This is a final project for MDA course in KU LEUVEN (2021)
In a nutshell, we want you to think as a data-scientist throughout the whole production pipeline: retrieving & pre-processing data, exception handling, building a model, hyperparameter optimization, etc... We expect that you bring the topics explained during the course into practice. Your team should be able to bring value to the data. You can use techniques that were not covered during the course and can bring other python packages into the project. Make sure you start from the same python environment, used in the course. Of course you can update packages, install new ones,... Make sure that you understand the underlying mathematics in the approach that you use (supervised, unsupervised, nlp, AI,..). A data-scientist is much more than an expert in Sklearn, NLTK, Pytorch,etc...
The European Central Bank has been buying corporate bonds since 2015. This signifies an important cash injection in the European Economy. The ECB started buying assets from commercial banks as part of its non-standard monetary policy measures. These asset purchases, also known as quantitative easing or QE, support economic growth across the euro area and helps Europe to return to inflation levels below, but close to, 2%.

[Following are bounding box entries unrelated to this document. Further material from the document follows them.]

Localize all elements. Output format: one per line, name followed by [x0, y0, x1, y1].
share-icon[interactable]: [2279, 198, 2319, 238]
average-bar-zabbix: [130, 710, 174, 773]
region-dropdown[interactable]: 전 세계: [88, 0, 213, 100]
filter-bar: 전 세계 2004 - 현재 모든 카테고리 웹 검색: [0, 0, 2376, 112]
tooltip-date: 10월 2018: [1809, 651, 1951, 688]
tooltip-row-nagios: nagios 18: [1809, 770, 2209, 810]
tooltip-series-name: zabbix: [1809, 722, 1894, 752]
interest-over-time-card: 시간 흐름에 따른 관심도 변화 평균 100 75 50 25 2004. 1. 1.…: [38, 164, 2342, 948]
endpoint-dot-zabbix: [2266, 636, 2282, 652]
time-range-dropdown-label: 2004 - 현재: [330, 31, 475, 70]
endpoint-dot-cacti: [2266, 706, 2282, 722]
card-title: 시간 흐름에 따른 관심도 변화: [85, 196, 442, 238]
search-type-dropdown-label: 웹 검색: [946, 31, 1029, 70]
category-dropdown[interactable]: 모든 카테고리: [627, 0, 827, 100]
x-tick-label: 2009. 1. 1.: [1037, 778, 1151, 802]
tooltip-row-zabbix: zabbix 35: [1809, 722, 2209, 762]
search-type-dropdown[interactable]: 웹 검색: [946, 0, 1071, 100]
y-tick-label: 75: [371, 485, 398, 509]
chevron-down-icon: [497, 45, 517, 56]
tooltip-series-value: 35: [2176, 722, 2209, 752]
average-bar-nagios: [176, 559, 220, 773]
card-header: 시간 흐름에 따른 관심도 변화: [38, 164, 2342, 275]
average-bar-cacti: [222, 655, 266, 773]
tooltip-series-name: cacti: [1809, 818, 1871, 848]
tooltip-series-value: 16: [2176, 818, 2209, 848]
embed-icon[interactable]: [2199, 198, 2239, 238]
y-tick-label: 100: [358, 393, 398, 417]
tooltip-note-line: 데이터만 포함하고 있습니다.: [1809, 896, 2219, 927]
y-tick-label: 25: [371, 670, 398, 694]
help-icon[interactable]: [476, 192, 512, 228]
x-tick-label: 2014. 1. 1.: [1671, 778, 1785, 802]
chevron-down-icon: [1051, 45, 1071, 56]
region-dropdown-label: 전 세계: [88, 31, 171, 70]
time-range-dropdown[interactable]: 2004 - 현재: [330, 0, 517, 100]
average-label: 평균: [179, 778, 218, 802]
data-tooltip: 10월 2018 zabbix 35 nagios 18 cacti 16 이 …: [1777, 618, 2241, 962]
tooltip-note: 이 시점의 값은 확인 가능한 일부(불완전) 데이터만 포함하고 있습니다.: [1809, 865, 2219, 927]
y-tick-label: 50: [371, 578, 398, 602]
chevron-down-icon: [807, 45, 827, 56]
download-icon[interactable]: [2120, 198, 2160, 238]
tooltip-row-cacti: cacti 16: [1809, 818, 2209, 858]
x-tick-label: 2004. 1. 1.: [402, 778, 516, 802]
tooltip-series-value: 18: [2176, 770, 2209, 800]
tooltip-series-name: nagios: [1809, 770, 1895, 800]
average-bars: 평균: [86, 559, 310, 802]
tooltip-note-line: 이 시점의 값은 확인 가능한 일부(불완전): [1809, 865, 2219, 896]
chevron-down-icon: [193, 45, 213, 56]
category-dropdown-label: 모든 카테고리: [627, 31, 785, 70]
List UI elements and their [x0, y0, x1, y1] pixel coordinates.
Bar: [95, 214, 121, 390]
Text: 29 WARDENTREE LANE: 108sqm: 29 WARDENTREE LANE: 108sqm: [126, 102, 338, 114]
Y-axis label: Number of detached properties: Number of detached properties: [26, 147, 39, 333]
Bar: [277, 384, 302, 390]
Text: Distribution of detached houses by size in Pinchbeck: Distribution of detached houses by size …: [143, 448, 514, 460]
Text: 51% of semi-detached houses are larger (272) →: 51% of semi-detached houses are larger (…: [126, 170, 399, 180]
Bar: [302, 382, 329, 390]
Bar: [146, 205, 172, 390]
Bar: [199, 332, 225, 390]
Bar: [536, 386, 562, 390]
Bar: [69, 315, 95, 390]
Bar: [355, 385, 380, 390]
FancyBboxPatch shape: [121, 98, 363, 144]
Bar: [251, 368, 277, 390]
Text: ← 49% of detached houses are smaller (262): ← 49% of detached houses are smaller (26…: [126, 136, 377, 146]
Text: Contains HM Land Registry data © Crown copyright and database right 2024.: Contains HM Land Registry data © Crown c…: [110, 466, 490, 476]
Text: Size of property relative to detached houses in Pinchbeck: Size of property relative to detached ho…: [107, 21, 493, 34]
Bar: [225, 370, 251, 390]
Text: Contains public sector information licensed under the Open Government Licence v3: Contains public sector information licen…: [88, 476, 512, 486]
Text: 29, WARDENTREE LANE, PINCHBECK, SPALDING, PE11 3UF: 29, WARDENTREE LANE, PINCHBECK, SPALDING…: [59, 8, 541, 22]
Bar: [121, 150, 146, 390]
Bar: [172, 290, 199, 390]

Has the European Central bank been supporting the green economy when purchasing corporate bonds ?
Data1: https://www.ecb.europa.eu/mopo/implement/app/html/index.en.html#cspp
Data2: https://sdw.ecb.europa.eu
To find information of a sector / industry a company is belonging to, you might for example want to consult the Refinitiv database (API-available) https://permid.org/
├── LICENSE
├── Makefile <- Makefile with commands like `make data` or `make train`
├── README.md <- The top-level README for developers using this project.
├── data
│ ├── external <- Data from third party sources.
│ ├── interim <- Intermediate data that has been transformed.
│ ├── processed <- The final, canonical data sets for modeling.
│ └── raw <- The original, immutable data dump.
│
│
├── notebooks <- Jupyter notebooks. Naming convention is a number (for ordering),
│ the creator's initials, and a short `-` delimited description, e.g.
│ `1.0-jqp-initial-data-exploration`.
│
├── reports <- Generated analysis as HTML, PDF, LaTeX, etc. │
├── requirements.txt <- The requirements file for reproducing the analysis environment, e.g.